Une plongée fascinante dans l’intime d’un individu
L’auteur présente son livre de façon singulière, comme : “Un roman en 67265 mots”. La première partie s’intitule “Après”. Chaque titre de chapitre reprend les premiers mots du texte qui le compose. Le personnage principal, qui est également le narrateur, porte un regard sans aménité sur le monde qui l’entoure, se complaît dans une vie rangée, ne veut pas de souvenirs et se construit une famille avec des albums photos qu’il achète et dont il se sert pour élaborer, sur le mur de son studio, un arbre généalogique. Qui est Nathan et d’où vient-il ?
Nathan Lucius, à trente et un ans, vit seul dans la ville du Cap en Afrique du Sud. Il est un ardent défenseur de son intimité, de son pré carré. Il travaille dans un quotidien pour lequel il vend des espaces publicitaires. Il aime que sa vie soit bien réglée, que : “…chaque jour ressemble à la veille.” Il fréquente Sonia, sa chef, qu’il retrouve au bar d’Éric, après le travail, pour boire des bières. Il a pour amie Madge qui tient un magasin d’antiquités, c’est comme ça qu’elle appelle ce qu’elle vend. Il court tous les jours et n’est pas très soigné de sa personne. Comme lui dit Sonia, “Tu pues”. Il a pour voisine Mme Du Toit, une veuve qu’il entend se masturber. Il la rencontre sur le palier alors qu’elle tente de faire rentrer un sèche-linge chez elle. Il lui propose son aide et commence avec elle une relation épisodique, mais brûlante. Il n’a pas de gros besoins d’argent. Aussi quand il décroche un gros contrat qui lui assure une commission très confortable, il se laisse un peu aller.
Madge souffre d’un cancer. Elle souffre tant : “Je suis plus mal que Jésus sur sa croix et c’est de pire en pire chaque jour.” Elle lui demande de l’aider… de la tuer. Et il s’exécute ! Et puis Sonia le convoque dans son box, lui annonce difficilement que, malgré son côté spécial, il n’a plus que le choix entre démission sans indemnités et licenciement. Elle lui conseille la seconde option. Et tout bascule, le récit revient en arrière…
Le livre est à la première personne et c’est le narrateur qui se dévoile, qui relate les différents événements qui constituent sa vie, une vie qu’il entend protéger contre la moindre incursion. Il porte un avis sur nombre de situations qui l’entourent, semble maîtriser son environnement. Avec ce récit, on vit au jour le jour l’existence d’un type ordinaire qui mène une vie banale, engoncé dans un train-train qu’il souhaite, qu’il entretient, une routine que, d’une certaine manière, nous vivons tous.
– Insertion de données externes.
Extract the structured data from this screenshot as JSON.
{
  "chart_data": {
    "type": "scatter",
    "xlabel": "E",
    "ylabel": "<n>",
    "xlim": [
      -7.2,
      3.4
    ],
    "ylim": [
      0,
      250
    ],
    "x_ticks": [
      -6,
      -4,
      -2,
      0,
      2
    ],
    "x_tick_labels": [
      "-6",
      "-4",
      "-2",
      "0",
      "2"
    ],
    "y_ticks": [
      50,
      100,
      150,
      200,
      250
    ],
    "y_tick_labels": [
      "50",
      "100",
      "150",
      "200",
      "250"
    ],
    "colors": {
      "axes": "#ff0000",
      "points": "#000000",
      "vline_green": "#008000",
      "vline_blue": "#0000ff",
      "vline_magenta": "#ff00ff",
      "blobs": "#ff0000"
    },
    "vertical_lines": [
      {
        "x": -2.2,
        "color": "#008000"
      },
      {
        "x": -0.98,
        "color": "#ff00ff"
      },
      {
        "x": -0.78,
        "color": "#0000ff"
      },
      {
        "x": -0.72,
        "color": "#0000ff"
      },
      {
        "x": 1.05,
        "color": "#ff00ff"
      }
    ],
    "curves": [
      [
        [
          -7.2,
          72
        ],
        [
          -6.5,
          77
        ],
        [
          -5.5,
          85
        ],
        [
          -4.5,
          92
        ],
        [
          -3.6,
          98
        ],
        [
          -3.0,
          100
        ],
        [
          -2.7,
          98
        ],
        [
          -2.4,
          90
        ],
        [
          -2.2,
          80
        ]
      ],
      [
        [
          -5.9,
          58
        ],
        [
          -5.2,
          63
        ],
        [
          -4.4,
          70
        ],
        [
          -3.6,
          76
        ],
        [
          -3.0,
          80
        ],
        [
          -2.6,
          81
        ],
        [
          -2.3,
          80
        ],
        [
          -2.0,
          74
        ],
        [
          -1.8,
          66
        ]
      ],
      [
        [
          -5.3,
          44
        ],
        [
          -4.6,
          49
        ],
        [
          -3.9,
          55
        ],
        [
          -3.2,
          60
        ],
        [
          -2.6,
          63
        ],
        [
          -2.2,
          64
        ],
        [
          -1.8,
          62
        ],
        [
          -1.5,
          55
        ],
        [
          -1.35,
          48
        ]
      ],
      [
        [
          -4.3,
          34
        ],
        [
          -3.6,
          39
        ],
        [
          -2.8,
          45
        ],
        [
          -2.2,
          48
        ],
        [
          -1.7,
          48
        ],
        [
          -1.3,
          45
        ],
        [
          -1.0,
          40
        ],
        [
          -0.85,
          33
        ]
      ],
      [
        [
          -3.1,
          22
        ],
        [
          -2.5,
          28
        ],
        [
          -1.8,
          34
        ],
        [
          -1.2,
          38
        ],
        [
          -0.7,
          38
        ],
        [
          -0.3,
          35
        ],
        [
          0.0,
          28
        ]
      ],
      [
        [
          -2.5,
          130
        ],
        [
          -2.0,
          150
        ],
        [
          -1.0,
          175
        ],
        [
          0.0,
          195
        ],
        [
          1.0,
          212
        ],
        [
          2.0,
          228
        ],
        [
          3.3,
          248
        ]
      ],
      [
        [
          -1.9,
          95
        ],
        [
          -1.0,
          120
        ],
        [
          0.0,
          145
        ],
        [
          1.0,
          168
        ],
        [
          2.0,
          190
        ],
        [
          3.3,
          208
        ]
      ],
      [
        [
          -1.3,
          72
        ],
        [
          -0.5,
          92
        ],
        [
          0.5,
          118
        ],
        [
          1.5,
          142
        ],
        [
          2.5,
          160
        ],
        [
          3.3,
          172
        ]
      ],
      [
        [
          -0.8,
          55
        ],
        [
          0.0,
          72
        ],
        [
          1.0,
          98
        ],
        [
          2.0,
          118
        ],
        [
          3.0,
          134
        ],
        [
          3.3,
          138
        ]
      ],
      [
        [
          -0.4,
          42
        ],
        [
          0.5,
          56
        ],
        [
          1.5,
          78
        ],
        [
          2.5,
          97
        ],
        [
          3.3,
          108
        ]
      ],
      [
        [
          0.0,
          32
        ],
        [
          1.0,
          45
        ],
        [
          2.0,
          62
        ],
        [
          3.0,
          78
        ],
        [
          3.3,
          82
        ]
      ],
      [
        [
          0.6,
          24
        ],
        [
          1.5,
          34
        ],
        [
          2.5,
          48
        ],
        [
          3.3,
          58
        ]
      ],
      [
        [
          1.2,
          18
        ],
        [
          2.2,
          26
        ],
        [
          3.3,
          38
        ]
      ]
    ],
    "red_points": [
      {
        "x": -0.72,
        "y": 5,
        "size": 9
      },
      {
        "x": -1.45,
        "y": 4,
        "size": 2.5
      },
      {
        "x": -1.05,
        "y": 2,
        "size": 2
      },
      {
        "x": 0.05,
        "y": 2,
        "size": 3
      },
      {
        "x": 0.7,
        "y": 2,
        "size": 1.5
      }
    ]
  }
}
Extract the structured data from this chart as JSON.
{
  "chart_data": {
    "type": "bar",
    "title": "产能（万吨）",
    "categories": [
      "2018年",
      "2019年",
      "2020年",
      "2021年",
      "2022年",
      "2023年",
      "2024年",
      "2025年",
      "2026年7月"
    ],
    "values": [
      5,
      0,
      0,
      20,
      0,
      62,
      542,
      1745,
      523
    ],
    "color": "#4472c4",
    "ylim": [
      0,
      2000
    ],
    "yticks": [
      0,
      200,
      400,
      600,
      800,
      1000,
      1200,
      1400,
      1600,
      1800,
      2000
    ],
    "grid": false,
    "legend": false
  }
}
Le romancier ne cache rien de l’existence de son personnage, de ses pensées les plus intimes, de sa sexualité, avec des images fortes, peu communes.
Mark Winkler réussit le tour de force de nous intéresser à un récit presque courant. Et puis tout change et il nous fait basculer dans un autre univers, celui des hôpitaux psychiatriques, des déments et de leurs soignants. Comment cette partie du récit rejoint-elle la précédente ? Quels sont les liens ? Pourquoi Nathan est-il là ? Apparemment, il n’en sait rien… et le lecteur non plus. Cependant, peu à peu, se révèle ce qui était en train de se tramer à travers les lignes, les réflexions, les interrogations, les attitudes du héros. Le romancier berne son monde, prouve que la frontière est mince entre démence et normalité, entre folie et raison…
Ecrit dans un style direct avec un vocabulaire adapté aux personnages, ce récit ne se lâche pas tant il est addictif. Ce livre a tout d’une exception littéraire par la virtuosité narrative de Mark Winkler.
serge perraud
Mark Winkler, Je m’appelle Nathan Lucius (Wasted), traduit de l’anglais – Afrique du Sud – par Céline Schwaller, Métailié, coll. “Bibliothèque anglo-saxonne”, janvier 2017, 240 p. – 20,00 €.